Furthermore, Pompeo’s “Wall Street” donors wouldn’t necessarily benefit very much, if at all, from such a plan. Even for true Wall Street players, there’s little potential profit in partial privatization. As we pointed out in 2005, brokers netted only 16 cents in fees for every $10,000 invested in the sort of investment accounts — which currently cover millions of federal employees and retirees — on which Bush modeled his own partial privatization plan.
‘Prevent New Labeling Laws’
The second ad starts the same as the first, showing money dropping like confetti on Pompeo while the narrator says that “big donors are raining money” on Pompeo. In this one, the narrator goes on to say the congressman “has taken thousands from those who don’t want you to know what’s in our food,” and then “filed a bill to prevent new labeling laws.” This one has some substance behind it.

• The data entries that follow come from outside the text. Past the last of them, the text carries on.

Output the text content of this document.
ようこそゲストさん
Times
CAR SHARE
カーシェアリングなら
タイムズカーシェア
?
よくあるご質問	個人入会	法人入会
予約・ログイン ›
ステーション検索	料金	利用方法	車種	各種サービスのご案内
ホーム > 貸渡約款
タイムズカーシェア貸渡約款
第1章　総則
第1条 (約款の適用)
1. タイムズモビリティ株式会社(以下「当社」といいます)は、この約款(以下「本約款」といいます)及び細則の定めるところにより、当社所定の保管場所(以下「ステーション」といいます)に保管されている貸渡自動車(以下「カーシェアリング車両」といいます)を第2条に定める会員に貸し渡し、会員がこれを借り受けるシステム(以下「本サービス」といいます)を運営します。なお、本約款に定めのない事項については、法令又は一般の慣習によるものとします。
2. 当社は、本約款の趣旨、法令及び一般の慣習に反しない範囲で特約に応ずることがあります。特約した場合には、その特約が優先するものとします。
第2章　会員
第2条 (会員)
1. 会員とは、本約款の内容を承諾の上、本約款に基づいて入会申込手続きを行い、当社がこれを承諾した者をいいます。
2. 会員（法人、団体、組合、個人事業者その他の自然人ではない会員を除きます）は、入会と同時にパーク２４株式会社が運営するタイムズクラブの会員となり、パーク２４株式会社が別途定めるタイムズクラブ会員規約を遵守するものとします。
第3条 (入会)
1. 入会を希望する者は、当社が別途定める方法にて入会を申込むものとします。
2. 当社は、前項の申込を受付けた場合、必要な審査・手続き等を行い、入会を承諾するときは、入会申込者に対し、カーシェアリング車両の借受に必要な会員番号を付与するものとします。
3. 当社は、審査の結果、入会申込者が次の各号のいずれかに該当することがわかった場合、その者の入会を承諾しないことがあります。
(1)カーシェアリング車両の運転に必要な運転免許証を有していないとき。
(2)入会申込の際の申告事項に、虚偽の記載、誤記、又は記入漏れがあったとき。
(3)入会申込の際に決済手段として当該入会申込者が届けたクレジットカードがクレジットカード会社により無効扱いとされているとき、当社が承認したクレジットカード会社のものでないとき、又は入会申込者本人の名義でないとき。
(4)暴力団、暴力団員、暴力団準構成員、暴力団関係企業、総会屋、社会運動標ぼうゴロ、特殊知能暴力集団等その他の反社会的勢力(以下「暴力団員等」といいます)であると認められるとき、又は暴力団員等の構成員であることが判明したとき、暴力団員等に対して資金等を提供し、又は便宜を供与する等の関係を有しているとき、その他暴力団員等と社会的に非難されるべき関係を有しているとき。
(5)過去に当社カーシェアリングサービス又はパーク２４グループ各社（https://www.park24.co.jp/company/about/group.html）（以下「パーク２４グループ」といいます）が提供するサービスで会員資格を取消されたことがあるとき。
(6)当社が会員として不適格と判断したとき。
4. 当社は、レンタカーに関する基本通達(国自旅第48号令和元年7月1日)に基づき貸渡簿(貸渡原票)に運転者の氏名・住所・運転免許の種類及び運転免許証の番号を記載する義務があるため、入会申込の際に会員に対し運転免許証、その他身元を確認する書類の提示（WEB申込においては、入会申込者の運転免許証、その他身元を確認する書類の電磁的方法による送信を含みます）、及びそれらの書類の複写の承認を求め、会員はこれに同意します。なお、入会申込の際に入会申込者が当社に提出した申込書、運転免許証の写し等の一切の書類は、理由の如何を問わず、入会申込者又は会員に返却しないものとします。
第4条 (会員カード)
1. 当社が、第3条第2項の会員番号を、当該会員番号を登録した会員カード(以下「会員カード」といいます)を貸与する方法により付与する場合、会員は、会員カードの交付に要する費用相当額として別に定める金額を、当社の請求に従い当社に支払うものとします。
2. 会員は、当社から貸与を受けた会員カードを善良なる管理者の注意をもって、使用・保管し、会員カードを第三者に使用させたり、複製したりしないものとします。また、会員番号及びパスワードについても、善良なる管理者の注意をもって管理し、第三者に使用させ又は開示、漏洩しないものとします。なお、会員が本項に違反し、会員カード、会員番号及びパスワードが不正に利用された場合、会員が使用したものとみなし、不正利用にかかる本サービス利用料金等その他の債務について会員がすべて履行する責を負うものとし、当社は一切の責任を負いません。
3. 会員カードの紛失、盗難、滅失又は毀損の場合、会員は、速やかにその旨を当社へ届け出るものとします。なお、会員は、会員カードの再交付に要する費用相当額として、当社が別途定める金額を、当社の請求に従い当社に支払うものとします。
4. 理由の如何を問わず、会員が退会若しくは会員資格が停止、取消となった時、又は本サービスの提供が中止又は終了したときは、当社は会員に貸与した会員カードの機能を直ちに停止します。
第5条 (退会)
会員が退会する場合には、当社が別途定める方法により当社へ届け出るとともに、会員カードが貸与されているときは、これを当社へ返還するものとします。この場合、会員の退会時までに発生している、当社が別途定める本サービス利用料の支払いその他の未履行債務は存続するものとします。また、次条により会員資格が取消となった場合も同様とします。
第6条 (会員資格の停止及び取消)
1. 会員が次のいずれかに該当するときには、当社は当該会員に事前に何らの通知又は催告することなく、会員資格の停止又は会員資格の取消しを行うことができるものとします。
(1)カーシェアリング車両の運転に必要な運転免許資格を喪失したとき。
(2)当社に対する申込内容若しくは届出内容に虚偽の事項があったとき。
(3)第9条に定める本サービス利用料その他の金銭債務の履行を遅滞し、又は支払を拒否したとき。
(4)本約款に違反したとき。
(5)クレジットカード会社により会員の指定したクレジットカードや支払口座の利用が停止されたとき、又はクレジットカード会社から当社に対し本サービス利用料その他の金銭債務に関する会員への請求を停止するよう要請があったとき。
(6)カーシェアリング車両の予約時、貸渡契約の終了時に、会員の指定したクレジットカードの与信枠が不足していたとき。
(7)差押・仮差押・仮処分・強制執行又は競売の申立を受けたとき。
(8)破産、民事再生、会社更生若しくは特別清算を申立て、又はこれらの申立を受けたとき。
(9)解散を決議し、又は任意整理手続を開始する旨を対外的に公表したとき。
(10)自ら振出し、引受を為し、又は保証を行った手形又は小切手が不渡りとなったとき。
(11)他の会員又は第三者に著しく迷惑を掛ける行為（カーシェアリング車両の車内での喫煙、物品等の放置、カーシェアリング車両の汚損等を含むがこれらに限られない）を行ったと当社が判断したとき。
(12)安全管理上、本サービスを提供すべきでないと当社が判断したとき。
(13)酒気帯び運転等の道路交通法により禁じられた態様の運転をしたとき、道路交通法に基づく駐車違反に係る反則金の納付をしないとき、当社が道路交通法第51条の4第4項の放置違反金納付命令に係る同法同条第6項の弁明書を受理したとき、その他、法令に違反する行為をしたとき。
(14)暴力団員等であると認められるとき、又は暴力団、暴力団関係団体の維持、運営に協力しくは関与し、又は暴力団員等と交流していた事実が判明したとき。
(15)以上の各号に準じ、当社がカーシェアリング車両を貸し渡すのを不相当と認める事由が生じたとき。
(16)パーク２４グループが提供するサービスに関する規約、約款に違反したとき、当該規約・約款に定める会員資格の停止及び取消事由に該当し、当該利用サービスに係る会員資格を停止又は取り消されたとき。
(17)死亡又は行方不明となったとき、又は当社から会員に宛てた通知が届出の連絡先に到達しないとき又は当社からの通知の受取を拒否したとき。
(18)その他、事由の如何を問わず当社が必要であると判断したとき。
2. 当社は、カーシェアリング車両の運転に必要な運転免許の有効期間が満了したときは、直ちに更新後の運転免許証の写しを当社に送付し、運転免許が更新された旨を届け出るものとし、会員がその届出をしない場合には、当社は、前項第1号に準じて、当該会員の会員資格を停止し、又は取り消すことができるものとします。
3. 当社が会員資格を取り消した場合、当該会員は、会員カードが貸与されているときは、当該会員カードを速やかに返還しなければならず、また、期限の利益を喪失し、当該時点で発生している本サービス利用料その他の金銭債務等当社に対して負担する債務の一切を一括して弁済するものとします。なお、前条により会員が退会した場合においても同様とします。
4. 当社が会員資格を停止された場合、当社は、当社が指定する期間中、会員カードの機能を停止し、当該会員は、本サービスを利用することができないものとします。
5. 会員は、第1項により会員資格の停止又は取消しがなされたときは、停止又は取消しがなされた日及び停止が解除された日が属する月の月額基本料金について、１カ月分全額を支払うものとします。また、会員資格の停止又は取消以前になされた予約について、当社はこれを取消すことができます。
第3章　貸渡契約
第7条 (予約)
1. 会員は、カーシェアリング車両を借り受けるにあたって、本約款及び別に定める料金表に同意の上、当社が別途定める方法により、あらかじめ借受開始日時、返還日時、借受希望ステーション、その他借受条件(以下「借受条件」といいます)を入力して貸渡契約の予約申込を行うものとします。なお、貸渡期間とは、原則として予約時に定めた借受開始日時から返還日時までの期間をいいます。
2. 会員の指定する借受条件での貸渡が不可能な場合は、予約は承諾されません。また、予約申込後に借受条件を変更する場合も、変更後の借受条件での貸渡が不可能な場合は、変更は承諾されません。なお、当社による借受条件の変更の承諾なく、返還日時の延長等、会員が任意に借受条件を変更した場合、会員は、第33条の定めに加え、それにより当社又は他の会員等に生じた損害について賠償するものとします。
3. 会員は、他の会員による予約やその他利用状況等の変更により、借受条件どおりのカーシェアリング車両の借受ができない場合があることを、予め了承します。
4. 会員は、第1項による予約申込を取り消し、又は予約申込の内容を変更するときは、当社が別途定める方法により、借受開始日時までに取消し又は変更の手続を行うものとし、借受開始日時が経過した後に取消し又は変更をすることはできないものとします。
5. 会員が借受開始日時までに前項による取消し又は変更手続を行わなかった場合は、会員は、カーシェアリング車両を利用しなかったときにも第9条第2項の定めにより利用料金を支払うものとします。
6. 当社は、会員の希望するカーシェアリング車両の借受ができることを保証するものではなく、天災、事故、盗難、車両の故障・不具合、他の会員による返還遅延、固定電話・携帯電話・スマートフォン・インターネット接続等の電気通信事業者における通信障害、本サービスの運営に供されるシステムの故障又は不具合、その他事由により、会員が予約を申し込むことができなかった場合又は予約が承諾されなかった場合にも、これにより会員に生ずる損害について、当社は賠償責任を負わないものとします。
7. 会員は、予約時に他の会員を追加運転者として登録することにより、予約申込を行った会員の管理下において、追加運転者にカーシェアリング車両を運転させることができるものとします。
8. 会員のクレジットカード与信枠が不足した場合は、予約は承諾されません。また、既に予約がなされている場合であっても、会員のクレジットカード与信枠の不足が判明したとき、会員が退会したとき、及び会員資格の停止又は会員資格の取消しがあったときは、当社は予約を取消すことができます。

Although the ad never makes this point clear, what’s at issue here are only those food ingredients that have been genetically modified. The bill wouldn’t prevent just any new labeling law, contrary to the ad’s imprecise wording. The ad also doesn’t identify the donors or say how many “thousands” they have given. But it turns out, Pompeo has indeed sided with donors opposed to mandatory labeling of genetically modified ingredients.
On April 9, Pompeo introduced H.R. 4322, which he calls the “Safe and Accurate Food Labeling Act of 2014” (and which critics ridicule as the “Deny Americans the Right to Know” or DARK Act). The measure would preempt state laws that require food labels to disclose genetically modified ingredients, as Vermont enacted in May, and as several other states are considering.
Instead, Pompeo’s bill would grant exclusive authority to the federal Food and Drug Administration to require uniform national labeling — but only if the government determines that there is a “material difference” between such ingredients and non-altered foodstuffs, such as an unexpected allergen or a significantly different nutritional quality. And FDA says it already regulates the safety of genetically modified foods, and that they “must meet the same requirements, including safety requirements, as foods from traditionally bred plants.”
Is Pompeo’s sponsorship a payoff to campaign donors, as the ad says? According to the pro-labeling Environmental Working Group, the congressman accepted $21,000 so far in this campaign cycle from political action committees run by companies or groups opposed to labeling, including $5,000 from Bayer, $4,500 from General Mills, $4,000 from Dow Chemical and $2,000 from the Grocery Manufacturers Association. The EWG did not tabulate direct donations from executives of those companies, or donations in previous campaigns, which would have increased the amount further.
On the other hand, Pompeo says he’s acting to prevent a “mish-mash” of labeling rules and to allow Kansas farmers to get higher yields using genetically altered seed. He said he didn’t care about Monsanto, whose PAC has given him $1,000 this cycle. “I care deeply about our agricultural community.”
So we’ll leave it to voters to decide whether Pompeo cares more about farmers, as he says, or about “big donors,” as Every Voice’s ads say.